For dinner we kicked off with a Ricard and a chilled Tio Pepe and then got stuck into a couple of starters that embodied what O'Donovan's is all about: local Rossmore mussels grilled with garlic butter and breadcrumbs, perfectly executed and delicious in a very simple, pared-down kind of way, and a spring roll of duck confit served with a soya-based dipping sauce. It was a big spring roll, uncut, not fancily dished up, but packed with masses of unctuous meat. A couple of these would be a meal in itself.

Wild salmon from Ballycotton, simply poached and served with a rich hollandaise liberally spiked with finely snipped chives, was first rate, allowing the fish to take centre stage. The accompanying asparagus was mopped up with the remainder of the sauce. The hollandaise perhaps needed a hint more sharpness, but I'm carping.

Fillet of monkfish wrapped loosely in crisp potato strings was, frankly, better the last time I tasted it. On this occasion it was very good but perhaps a smidgin overcooked. It came with a highly unusual fresh, warm "chutney" of courgettes sharpened with lots of lemon and lime juice - so much so, that at first I thought it was based on unsweetened Bramley apples. Poppy seeds added further texture.

Blueberry, blackberry and vodka jelly, served in a little tower surrounded by a magnificently rich crème anglaise was simply ace - although I was inclined to wonder why blackcurrants, smack in season, were not the key ingredient. Our other pud was a few generous scoops of very good vanilla bean ice cream.O'Donovan's is not cheap. Main courses at dinner run around €25 but they are worth it. With wine, pre-dinner drinks and a double espresso the bill came to €128.10 excluding service.
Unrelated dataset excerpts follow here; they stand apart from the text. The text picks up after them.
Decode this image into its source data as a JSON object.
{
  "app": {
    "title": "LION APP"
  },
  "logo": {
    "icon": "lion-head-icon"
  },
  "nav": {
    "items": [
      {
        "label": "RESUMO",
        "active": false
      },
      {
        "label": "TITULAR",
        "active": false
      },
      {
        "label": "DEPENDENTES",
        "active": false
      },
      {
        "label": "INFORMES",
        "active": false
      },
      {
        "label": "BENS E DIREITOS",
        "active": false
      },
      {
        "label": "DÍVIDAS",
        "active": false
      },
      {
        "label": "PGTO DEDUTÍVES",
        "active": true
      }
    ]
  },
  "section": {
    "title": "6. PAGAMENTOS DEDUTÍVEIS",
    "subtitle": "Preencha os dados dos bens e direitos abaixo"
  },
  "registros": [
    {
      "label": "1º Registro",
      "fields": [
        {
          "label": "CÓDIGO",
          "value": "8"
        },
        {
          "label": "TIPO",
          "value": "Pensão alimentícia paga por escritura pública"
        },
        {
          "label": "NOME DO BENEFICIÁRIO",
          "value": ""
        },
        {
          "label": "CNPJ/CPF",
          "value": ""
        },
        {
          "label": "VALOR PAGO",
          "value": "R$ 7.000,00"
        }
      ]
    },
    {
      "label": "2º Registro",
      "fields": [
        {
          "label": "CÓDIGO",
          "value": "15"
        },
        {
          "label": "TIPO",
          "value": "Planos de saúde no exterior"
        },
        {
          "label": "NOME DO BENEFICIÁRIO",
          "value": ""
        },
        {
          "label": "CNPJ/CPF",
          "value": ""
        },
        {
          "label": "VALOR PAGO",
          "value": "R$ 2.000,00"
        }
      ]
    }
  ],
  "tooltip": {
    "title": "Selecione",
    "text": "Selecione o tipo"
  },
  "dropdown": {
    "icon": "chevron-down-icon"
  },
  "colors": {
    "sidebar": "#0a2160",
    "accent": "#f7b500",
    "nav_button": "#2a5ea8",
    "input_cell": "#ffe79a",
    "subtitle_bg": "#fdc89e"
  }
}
O'Donovan's, 58 Main Street, Midleton, Co Cork, 021-4631255.

WINE CHOICE Our white wine was a joy: Vouvray Vieilles Vignes Domaine Bourillon-Dorleans 2000, an intense, honeyed but bone dry Loire Chenin for €30. House wine is €18, De Martino Chilean varietals are €20. There's an unusual Portuguese Tinto Barocca Messias at €26, Condado de Hazas 1999, second wine of Pesquera in Ribera del Duero, is €44, while the rich Châteauneuf-du-Pape Domaine Vieux Lazeret 2000 is a keen €37. Jean-Max Roger's pungent Sançerre, great with seafood, is competitively priced at €34.